Ravick Ruiz, un vecino que ha vivido a lado durante ocho años, defiende a Schmidt’s.

“Al principio, estaba preocupado de que iban a poner música muy fuerte y que iban a tener a gente haciendo ruido afuera”, dijo. “Pero no lo hicieron, y por eso creo que son buenos vecinos”.

Otro vecino, quien conoce a Kerman y quiso permanecer en el anonimato por miedo a represalias, dijo que las quejas de Kerman no tienen fundamento.

Debido a las circunstancias, los restaurantes en edificios de uso mixto como Schmidt’s se encuentran sin opciones reales para resolver sus disputas a menos de que la situación llegue a tal punto que la acción legal sea necesaria.

“No queremos llegar a ese punto”, dijo Pierce. “Y es seguro que eso no va a suceder por nuestra parte”.

Pierce y Schmidt tomaron el concejo de la policía para mediar el problema por medio de la Junta de la Comunidad, pero fue en vano.

Kay Suk, del Programa de la Junta de la Comunidad dijo que no hay nada que puedan hacer si una de las partes se niega a presentarse a la mediación –que en este caso fue Kerman.

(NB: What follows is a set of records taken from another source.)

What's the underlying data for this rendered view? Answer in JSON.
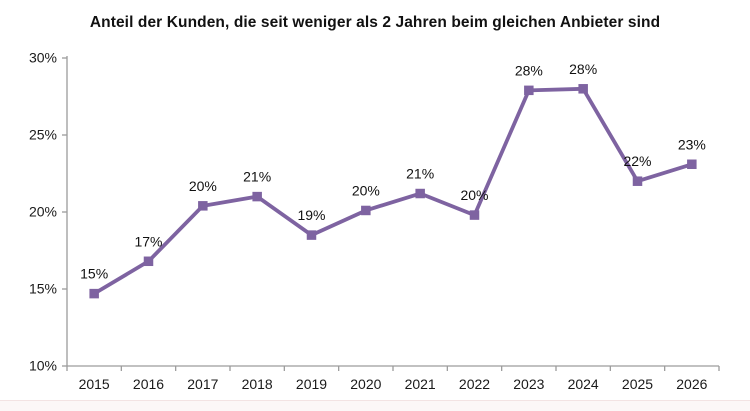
{
  "header": {
    "title": "Anteil der Kunden, die seit weniger als 2 Jahren beim gleichen Anbieter sind"
  },
  "chart_data": {
    "type": "line",
    "title": "Anteil der Kunden, die seit weniger als 2 Jahren beim gleichen Anbieter sind",
    "categories": [
      "2015",
      "2016",
      "2017",
      "2018",
      "2019",
      "2020",
      "2021",
      "2022",
      "2023",
      "2024",
      "2025",
      "2026"
    ],
    "values": [
      15,
      17,
      20,
      21,
      19,
      20,
      21,
      20,
      28,
      28,
      22,
      23
    ],
    "data_labels": [
      "15%",
      "17%",
      "20%",
      "21%",
      "19%",
      "20%",
      "21%",
      "20%",
      "28%",
      "28%",
      "22%",
      "23%"
    ],
    "plotted_values": [
      14.7,
      16.8,
      20.4,
      21.0,
      18.5,
      20.1,
      21.2,
      19.8,
      27.9,
      28.0,
      22.0,
      23.1
    ],
    "xlabel": "",
    "ylabel": "",
    "ylim": [
      10,
      30
    ],
    "y_ticks": [
      {
        "value": 10,
        "label": "10%"
      },
      {
        "value": 15,
        "label": "15%"
      },
      {
        "value": 20,
        "label": "20%"
      },
      {
        "value": 25,
        "label": "25%"
      },
      {
        "value": 30,
        "label": "30%"
      }
    ],
    "grid": false,
    "legend": "none",
    "marker": "square",
    "colors": {
      "series": "#7E63A1",
      "axis": "#9C9C9C",
      "tick_text": "#1A1A1A",
      "label_text": "#111111",
      "background": "#FFFFFF",
      "footer_bg": "#FCF7F7",
      "footer_line": "#F3E3E3"
    }
  }
}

El proceso de la junta de la comunidad necesita que ambas partes se reúnan en una ubicación neutral con tres mediadores para hablar de los problemas. La Junta de la Comunidad tiene un 80 a 90 por ciento de que el problema se resuelva, dijo Suk.

Schmidt dijo que tuvieron una reunión con su casero, pero que la única sugerencia fue que llamaran a la policía cuando haya ruido.

Los dueños tomaron en consideración este concejo, pero hay muy poco que puedan hacer cuando hay quejas de ruido y el letrero de “mal vecino” es libertad de expresión.

El letrero ya ha tenido consecuencias, dijo Schmidt.

El equipo ha tenido que explicar el problema a clientes, y en algún momento alguien entró al local e hizo uso de lenguaje de señas para expresar su inconformidad.

El jueves por la tarde, Schmidt’s volvió a llamar a la policía debido a otra queja de ruido que describía a Schmidt como alguien que estaba dejando caer una bola de boliche.

Kerman no abrió cuando tocaron a su puerta, y el oficial dijo que tenían que seguir llamando para documentar los incidentes. En algún momento, los propietarios del restaurante podrán presentar una orden de restricción, les dijo el oficial.

Esto es algo que Schmidt dijo que no quiere hacer, pero que lo hará. Mudarse no es una alternativa.

Pierce y Schmidt han gastado $100,000 dólares en el restaurante, y Schmidt dijo que está en deuda por haber abierto el restaurante.

“No me quiero ir: me gusta esta esquina”, dijo Schmidt.